Definition: Was sind Embeddings?
Ein Embedding übersetzt ein Stück Sprache in Koordinaten: Ein Modell bildet Text auf einen Vektor ab, sodass semantisch ähnliche Inhalte ähnliche Vektoren erhalten. Zwei Texte mit null Prozent Wort-Überlappung können im Embedding-Raum fast identisch liegen, wenn sie dasselbe Konzept ausdrücken — und zwei Texte mit fast gleicher Wortwahl weit auseinander, wenn sie Gegensätzliches meinen.
Typische Dimensionalitäten gängiger Text-Embedding-Modelle: 768 (BERT-Basis), 1.024 (BGE-M3, multilingual), 1.536 bis 3.072 (aktuelle OpenAI-Embedding-Modelle). Ähnlichkeit wird über Distanzmaße berechnet — am häufigsten Cosine Similarity, daneben Dot Product und euklidische Distanz.
Warum Embeddings die Suche verändert haben
Klassische Suche arbeitet mit String-Matching und Termgewichtung (BM25, TF-IDF). Moderne Systeme transformieren Query und Dokument in Vektoren und suchen im Embedding-Raum (Vector Search) — meist hybrid mit lexikalischer Suche kombiniert.

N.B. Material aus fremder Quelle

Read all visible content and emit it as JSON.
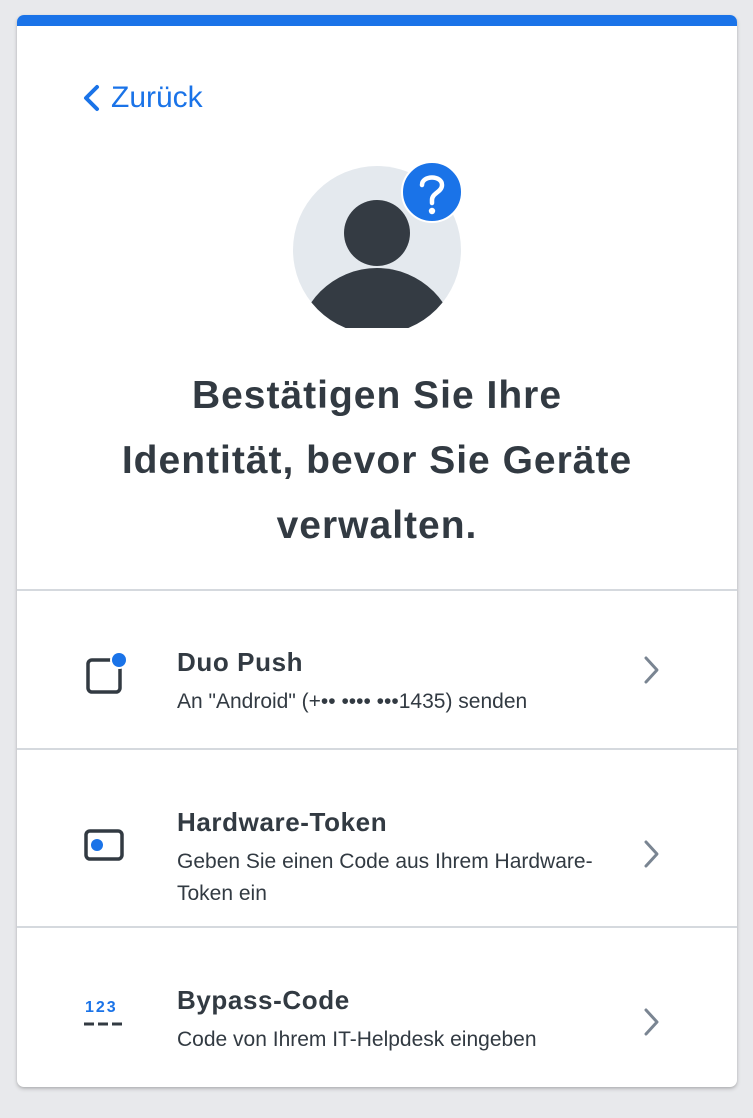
{
  "back": {
    "label": "Zurück"
  },
  "headline": {
    "line1": "Bestätigen Sie Ihre",
    "line2": "Identität, bevor Sie Geräte",
    "line3": "verwalten."
  },
  "options": [
    {
      "title": "Duo Push",
      "description": "An \"Android\" (+•• •••• •••1435) senden",
      "icon": "phone-push-icon"
    },
    {
      "title": "Hardware-Token",
      "description": "Geben Sie einen Code aus Ihrem Hardware-Token ein",
      "icon": "hardware-token-icon"
    },
    {
      "title": "Bypass-Code",
      "description": "Code von Ihrem IT-Helpdesk eingeben",
      "icon": "bypass-code-icon",
      "icon_text": "123"
    }
  ],
  "colors": {
    "accent": "#1a73e8",
    "text": "#323a42",
    "divider": "#d5d9de",
    "chevron": "#7a8592",
    "avatar_bg": "#e4e9ee"
  }
}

Das ist die Retrieval-Grundlage jeder RAG-Pipeline und damit jeder generativen Antwort mit Quellen.
Konsequenz: Auffindbarkeit hängt nicht mehr an exakten Keywords, sondern an der semantischen Position des Inhalts. „Optimieren“ heißt im Embedding-Paradigma: die eigene Entität und die eigenen Inhalte in der richtigen semantischen Region verankern.
Konsequenzen für Content- und Entity-Arbeit
- Synonyme stärken das Signal: Paraphrasen und alternative Formulierungen schärfen die semantische Position — das Gegenteil der alten Keyword-Konsistenz-Regel.
- Kontext zählt: Die semantische Nachbarschaft einer Marke entsteht aus Co-Occurrence — welche Themen, Personen und Organisationen konsistent im selben Kontext auftauchen.
- Keyword-Dichte ist bedeutungslos: Dichte-Analysen messen im Embedding-Paradigma nichts Relevantes mehr; semantische Vollständigkeit und Präzision ersetzen sie.
- Entity-Konsistenz wirkt direkt: Einheitliche Bezeichnungen, Rollen und Zuschreibungen über Quellen hinweg halten die Entität im Raum kompakt — Widersprüche verwässern die Position.
Verwandte Begriffe
Embeddings sind die Grundlage von Semantic Search, Vector Search und der Retrieval-Stufe in RAG. Die strategische Antwort auf das Embedding-Paradigma sind Topical Maps und konsistente Entity-Arbeit.
Sichtbarkeit ist eine Position im Vektorraum
Retrieval-Systeme finden, was semantisch nah an der Anfrage liegt. Content- und Entity-Arbeit verschiebt diese Position — Keyword-Wiederholung nicht.
FAQ zu Embeddings
Was ist der Unterschied zwischen Embedding und Keyword? ▾
Ein Keyword ist eine Zeichenkette, die exakt oder in Varianten gematcht wird. Ein Embedding ist eine mathematische Repräsentation der Bedeutung: Inhalte werden über semantische Nähe gefunden, auch ohne gemeinsame Wörter. Moderne Retrieval-Systeme kombinieren beide Verfahren hybrid.
Welche Distanzmaße werden im Embedding-Raum verwendet? ▾
Am häufigsten Cosine Similarity (Winkel zwischen Vektoren), daneben Dot Product bei normalisierten Vektoren und euklidische Distanz. Für die Praxis wichtig ist weniger das Maß als die Konsequenz: Ähnlichkeit ist graduell und kontextabhängig, nicht binär.
Wie viele Dimensionen haben Embeddings? ▾
Gängige Text-Embedding-Modelle liegen zwischen 768 und rund 4.000 Dimensionen — etwa 768 bei BERT-Basis, 1.024 bei BGE-M3, 1.536 bis 3.072 bei aktuellen OpenAI-Modellen. Mehr Dimensionen heißt nicht automatisch bessere Qualität für jeden Anwendungsfall.
Was bedeutet der Embedding-Raum für SEO konkret? ▾
Drei Dinge: Synonyme und Paraphrasen stärken das semantische Signal statt es zu verwässern; die Nachbarschaft der eigenen Marke entsteht durch konsistente Ko-Nennungen; und Keyword-Dichte ist als Optimierungsgröße bedeutungslos geworden. Optimiert wird die semantische Position, nicht die Wortfrequenz.